Author:James Rollins

Rhaif nodded. “It might take time for anyone to realize a certain bronze treasure isn’t sunk deep into the sea. In the meantime, if you wanted to lose yourself, those misty greenwoods might offer the perfect refuge.”

She turned to the raft’s drover. “Can we make it there?”

He sighed heavily and fired the nose of the craft toward the cliffs. “Maybe, but just barely.”

Llyra sheathed her sword but kept the blade in her fingers. “If you want to live, you’ll make that happen.”

They all gathered behind the drover. The dark-haired man hunched his lanky form over the wheel, deftly working the pedals with small squeaks of hidden wires and gears. From the open patch on his upper sleeve, he was Aglerolarpok.
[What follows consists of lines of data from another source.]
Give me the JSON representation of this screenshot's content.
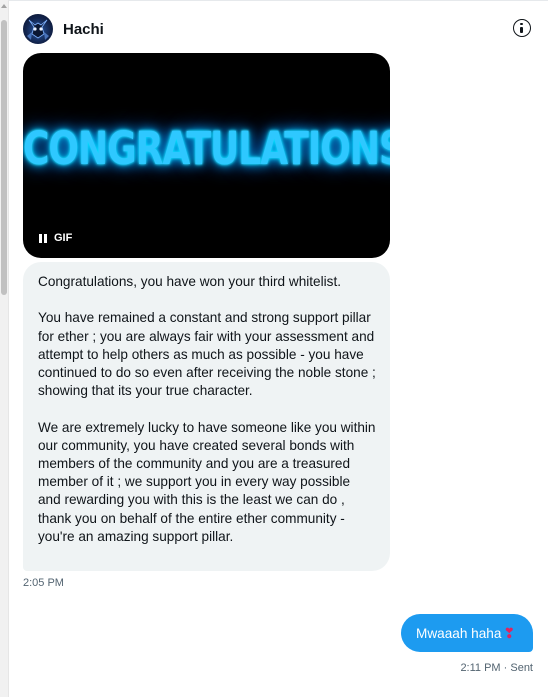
{
  "conversation": {
    "user_name": "Hachi",
    "info_icon": "info-circle-icon",
    "avatar_icon": "hachi-avatar"
  },
  "gif": {
    "text": "CONGRATULATIONS",
    "label": "GIF",
    "control_icon": "pause-icon",
    "text_color": "#2ec8ff"
  },
  "messages": {
    "incoming": {
      "paragraphs": [
        "Congratulations, you have won your third whitelist.",
        "You have remained a constant and strong support pillar for ether ; you are always fair with your assessment and attempt to help others as much as possible - you have continued to do so even after receiving the noble stone ; showing that its your true character.",
        "We are extremely lucky to have someone like you within our community, you have created several bonds with members of the community and you are a treasured member of it ; we support you in every way possible and rewarding you with this is the least we can do , thank you on behalf of the entire ether community - you're an amazing support pillar."
      ],
      "timestamp": "2:05 PM",
      "bubble_color": "#eff3f4"
    },
    "outgoing": {
      "text": "Mwaaah haha",
      "emoji": "❣",
      "timestamp": "2:11 PM · Sent",
      "bubble_color": "#1d9bf0"
    }
  }
}
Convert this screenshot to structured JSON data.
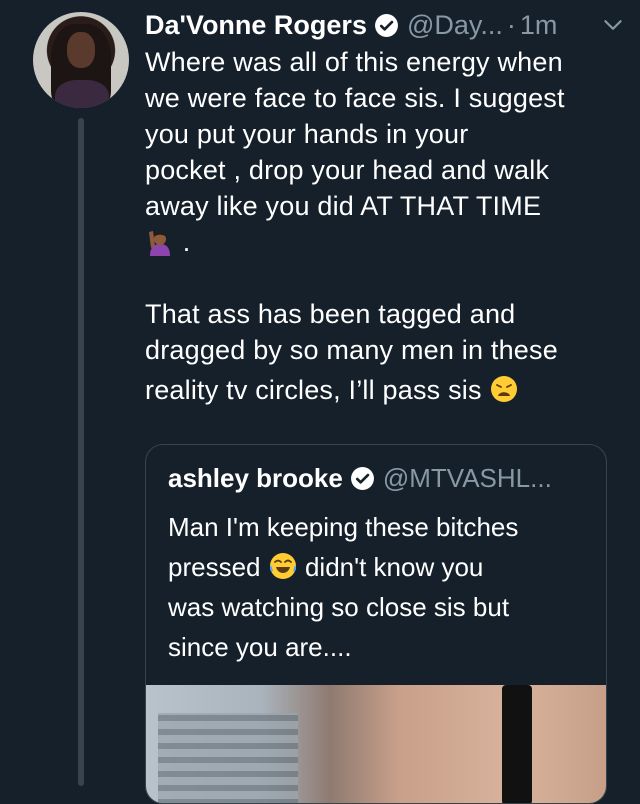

His ranch brand was scarred over with an X, like the scribe at the larder. An outcast, banished to forever ride the winds. It was a sorry fate, but one that had honed a skill that Rhaif definitely appreciated at this moment.

The sailraft continued to sink toward the seas. The cliffs rose ahead, as if intending to block them. But as they continued, the drover proved his skill. He finally reached that rising rampart and used the draft blowing up the cliff face to shoot them high over the edge of Landfall. Soon the keel of the raft was sailing smoothly above the mists that hid the greenwood below.

Rhaif searched ahead, studying his mother’s homeland. He ignored the peaks of black cliffs near the horizon, marking the distant Shrouds of Dalal??a. Instead, he fixed on a pair of closer breaks in the white, fluffy sea. They marked the location of two forest lakes, the green Eitur and the blue Heilsa, known simply as The Twins.

Rhaif pointed between them. “Can you reach Havensfayre?”

“Aye,” the drover said. “With the winds blowing us toward there, we should just make it.”

Llyra lifted a brow toward Rhaif. It was as much of a compliment as the guildmaster ever offered. Still, he was not fooled. While they might be uneasy allies at the moment, that could all change once they reached the woodland town.

He turned his gaze back to Shiya, who stared ahead, too.

Strange …

He recognized the oddity of this. He frowned over her shoulder toward the open stern, to the west, the direction where she had always cast her gaze before. Pratik caught his eye, maybe noting his confusion. The Chaaen tilted his head back to the east as if he knew something.

What does he know?

But now was not the time to address that question.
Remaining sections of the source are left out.